Pharmaceutical companies have always had a profitable business for a combination of reasons – people need their drugs, the money is not being spent by the users, mass production makes unit costs very low and the patent mechanism allows for high pricing.  On top of this they have prospered as western pill-based medicine has become the dominant system of healthcare across the world.  But as the development of effective new drugs has slowed down, and patents have run out, some pharma companies have been significantly overcharging health authorities.  Fortunately over the last few months the Competition and Markets Authority (CMA) has been actively investigating and issuing heavy fines.

A recent case was by a Canadian company, Concordia who, over 10 years, pushed up the price of Liothyronine from 16p a tablet to £9.22, costing the NHS about £100 million.  Liothyronine is important for patients with under active thyroid glands which affects about 2 out of 100 people in the UK.  Without treatment, the condition can lead to depression, tiredness and weight gain.  It’s not Concordia’s first “offence” – they were also found to have worked with Actavis in the UK to inflate the price of hydrocortisone tablets.

Even the larger companies are having their collars fingered by the CMA – Pfizer and its distributor Flynn Pharma were fined £90 million for overpricing an anti-epilepsy drug.  Also GSK and others were fined £45 million over their pricing of paroxetine an anti-depressant.  And the CMA investigations are continuing with at least seven other drug-related investigations in progress, according to the Guardian.

It looks as though the pharma companies had spotted an opportunity for filling the gap in profits caused by their faltering research and development pipelines.  Given that the NHS spends about £16 billion of its annual £120 billion budget on drugs, this is a big area where cost savings can make a big impact.  The National Institute of Clinical Excellence (NICE) does good work on looking at the effectiveness of different drugs but in relation to drug pricing there is a darker side to its work – it sets out a framework that looks at QALYs, or quality-adjusted life years and has concluded that spending up to £20,000 for one extra year of life for a patient  is justified.  But the pharma companies are also acutely aware of this framework and will adjust their prices, often upwards, to fit into this rule.
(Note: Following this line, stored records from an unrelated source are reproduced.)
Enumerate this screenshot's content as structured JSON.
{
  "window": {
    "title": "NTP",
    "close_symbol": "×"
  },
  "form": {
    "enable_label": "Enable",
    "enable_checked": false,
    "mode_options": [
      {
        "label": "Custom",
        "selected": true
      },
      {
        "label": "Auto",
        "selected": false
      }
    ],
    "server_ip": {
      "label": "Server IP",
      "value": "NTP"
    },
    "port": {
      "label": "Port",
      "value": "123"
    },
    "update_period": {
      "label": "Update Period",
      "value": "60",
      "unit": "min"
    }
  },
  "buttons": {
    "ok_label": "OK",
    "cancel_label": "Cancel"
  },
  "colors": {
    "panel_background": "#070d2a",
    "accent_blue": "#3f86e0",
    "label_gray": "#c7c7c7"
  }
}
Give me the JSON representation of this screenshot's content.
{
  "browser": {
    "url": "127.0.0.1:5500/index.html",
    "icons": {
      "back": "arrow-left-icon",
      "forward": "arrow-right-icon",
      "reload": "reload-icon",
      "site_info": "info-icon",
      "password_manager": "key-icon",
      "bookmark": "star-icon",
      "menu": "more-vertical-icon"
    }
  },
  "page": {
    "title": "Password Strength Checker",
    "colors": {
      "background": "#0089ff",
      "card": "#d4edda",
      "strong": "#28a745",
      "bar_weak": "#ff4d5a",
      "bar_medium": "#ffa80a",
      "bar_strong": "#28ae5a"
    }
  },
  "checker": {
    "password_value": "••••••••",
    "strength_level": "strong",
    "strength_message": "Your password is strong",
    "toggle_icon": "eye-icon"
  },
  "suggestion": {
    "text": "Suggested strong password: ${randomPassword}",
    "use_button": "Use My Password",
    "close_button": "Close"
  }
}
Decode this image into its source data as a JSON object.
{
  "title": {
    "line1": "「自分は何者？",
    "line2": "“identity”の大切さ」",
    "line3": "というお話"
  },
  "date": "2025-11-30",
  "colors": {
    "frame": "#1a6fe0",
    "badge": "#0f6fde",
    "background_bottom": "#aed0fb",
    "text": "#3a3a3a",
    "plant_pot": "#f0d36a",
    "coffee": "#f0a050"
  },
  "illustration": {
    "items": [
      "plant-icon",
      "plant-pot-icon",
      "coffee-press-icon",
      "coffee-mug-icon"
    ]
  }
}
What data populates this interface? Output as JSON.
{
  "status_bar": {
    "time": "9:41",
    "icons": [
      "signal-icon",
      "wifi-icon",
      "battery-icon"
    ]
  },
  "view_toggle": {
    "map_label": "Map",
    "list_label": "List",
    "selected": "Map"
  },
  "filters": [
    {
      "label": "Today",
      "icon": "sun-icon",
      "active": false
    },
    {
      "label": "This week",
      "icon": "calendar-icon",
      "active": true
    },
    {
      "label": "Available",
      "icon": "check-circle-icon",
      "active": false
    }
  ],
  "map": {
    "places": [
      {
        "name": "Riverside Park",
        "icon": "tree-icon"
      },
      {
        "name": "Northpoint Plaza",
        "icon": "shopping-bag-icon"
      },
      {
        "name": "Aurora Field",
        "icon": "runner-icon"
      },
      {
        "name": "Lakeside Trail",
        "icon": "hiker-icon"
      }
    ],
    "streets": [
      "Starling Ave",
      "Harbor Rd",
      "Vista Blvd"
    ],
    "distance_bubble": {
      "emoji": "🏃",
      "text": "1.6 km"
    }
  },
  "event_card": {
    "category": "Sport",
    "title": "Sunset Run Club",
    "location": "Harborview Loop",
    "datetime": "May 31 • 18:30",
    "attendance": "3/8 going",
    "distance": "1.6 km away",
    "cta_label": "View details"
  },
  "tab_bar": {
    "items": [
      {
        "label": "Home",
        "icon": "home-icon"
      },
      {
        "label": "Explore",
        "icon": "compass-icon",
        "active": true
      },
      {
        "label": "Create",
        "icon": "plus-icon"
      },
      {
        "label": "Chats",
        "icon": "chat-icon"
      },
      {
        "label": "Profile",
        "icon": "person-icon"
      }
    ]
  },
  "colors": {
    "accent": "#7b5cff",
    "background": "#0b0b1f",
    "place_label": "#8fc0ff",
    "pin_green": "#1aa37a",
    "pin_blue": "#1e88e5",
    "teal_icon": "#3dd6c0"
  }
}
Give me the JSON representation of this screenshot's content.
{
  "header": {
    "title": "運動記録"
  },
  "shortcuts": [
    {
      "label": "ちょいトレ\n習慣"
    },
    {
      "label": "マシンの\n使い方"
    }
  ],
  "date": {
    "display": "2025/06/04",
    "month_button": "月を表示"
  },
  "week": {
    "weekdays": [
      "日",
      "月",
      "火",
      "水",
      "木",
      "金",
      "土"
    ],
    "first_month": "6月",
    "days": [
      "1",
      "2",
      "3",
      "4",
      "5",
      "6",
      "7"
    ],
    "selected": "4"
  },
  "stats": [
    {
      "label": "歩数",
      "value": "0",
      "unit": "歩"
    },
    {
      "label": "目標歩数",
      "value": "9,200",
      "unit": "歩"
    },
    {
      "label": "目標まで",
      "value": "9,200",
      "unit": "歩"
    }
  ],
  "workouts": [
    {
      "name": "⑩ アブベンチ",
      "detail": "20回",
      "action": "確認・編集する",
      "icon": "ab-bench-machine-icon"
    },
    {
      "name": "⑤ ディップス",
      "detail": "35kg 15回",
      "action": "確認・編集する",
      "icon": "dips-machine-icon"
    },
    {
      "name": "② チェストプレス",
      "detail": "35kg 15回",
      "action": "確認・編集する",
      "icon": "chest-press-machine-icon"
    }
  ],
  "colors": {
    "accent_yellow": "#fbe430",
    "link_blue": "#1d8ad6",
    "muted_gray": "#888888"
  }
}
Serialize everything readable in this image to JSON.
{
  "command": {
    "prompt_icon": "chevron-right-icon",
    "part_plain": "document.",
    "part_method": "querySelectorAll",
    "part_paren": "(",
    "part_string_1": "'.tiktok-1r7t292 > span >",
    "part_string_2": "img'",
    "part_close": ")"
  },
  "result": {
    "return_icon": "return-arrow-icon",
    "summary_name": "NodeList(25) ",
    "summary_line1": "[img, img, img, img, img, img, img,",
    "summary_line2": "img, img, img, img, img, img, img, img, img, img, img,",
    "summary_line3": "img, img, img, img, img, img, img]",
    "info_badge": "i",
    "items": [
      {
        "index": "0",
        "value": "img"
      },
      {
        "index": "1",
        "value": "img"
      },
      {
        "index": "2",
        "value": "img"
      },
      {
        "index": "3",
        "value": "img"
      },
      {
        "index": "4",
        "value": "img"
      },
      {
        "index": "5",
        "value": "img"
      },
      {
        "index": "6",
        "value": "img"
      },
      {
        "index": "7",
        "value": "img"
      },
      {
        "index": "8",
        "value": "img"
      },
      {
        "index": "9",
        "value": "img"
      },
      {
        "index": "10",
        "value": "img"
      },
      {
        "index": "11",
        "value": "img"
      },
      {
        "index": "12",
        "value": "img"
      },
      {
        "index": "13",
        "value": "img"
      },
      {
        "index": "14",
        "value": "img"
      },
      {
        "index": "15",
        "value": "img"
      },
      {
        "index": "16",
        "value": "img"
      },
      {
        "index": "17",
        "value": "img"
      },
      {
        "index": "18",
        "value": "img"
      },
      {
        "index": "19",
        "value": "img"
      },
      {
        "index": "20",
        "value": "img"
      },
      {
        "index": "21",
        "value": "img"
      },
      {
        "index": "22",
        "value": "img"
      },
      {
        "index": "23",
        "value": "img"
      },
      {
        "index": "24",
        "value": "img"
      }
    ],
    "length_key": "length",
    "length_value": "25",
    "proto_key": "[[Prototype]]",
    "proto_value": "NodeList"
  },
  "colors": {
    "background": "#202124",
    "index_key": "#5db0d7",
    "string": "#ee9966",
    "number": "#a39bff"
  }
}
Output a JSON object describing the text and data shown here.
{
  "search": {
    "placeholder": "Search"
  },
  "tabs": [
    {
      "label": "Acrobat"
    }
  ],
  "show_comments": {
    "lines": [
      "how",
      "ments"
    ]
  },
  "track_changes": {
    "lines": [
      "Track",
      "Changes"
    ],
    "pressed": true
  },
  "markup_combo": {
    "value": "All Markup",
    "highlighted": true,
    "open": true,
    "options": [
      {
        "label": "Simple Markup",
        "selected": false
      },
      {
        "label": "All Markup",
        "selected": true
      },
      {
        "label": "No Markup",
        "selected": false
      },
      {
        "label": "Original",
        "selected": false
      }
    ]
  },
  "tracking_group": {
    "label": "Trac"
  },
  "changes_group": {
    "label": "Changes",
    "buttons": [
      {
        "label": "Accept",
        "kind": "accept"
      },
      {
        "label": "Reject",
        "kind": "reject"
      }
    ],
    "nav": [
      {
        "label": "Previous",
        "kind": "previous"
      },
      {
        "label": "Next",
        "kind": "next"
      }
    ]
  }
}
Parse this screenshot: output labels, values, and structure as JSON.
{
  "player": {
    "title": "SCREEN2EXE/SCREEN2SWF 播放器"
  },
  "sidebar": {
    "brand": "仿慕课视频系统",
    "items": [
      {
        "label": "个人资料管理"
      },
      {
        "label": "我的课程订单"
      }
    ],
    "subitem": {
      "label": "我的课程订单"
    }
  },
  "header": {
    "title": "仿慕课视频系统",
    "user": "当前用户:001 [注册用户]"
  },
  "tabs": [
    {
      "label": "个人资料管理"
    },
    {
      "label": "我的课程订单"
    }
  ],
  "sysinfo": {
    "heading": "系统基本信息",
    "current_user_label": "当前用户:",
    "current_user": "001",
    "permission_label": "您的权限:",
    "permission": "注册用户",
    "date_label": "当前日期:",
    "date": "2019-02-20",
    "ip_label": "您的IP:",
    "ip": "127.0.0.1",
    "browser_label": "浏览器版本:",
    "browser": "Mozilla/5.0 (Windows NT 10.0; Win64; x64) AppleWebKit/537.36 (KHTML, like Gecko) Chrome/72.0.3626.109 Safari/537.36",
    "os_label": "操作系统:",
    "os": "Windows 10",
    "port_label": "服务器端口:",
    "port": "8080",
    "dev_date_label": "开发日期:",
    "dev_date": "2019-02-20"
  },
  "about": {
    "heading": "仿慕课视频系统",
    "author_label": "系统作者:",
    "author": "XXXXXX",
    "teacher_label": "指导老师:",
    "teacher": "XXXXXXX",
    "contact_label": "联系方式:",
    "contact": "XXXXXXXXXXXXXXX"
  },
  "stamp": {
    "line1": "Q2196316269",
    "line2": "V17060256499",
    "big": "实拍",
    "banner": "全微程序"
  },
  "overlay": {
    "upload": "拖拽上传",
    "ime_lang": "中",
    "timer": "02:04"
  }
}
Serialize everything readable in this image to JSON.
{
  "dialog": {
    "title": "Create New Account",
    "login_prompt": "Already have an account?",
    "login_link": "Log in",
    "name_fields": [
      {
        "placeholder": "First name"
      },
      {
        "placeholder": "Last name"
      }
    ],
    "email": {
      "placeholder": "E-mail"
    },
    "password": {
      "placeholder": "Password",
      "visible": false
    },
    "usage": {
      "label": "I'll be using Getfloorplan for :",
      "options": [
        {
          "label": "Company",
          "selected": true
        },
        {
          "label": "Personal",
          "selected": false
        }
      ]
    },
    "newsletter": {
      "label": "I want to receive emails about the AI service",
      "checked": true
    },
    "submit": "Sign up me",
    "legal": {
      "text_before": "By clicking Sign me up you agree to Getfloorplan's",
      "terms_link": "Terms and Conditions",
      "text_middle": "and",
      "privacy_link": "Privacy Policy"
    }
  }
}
Another consequence of the “price gouging” as it’s been called – that some of the pharma companies have engaged in – is that it demonstrates a new and worrying attitude to medical need. Pharmaceutical companies use a “charge what you can get away with” principle, which runs contrary to the spirit of the NHS, and indeed the medical profession where most doctors see their job as a vocation rather than an opportunity to take advantage of the needs of others.  Are the pharma companies also risking increased intervention?  Could a Labour Government even consider telling the NHS to manufacture some of its own drugs or might they use these price increases as an excuse to nationalise some of the drugs companies?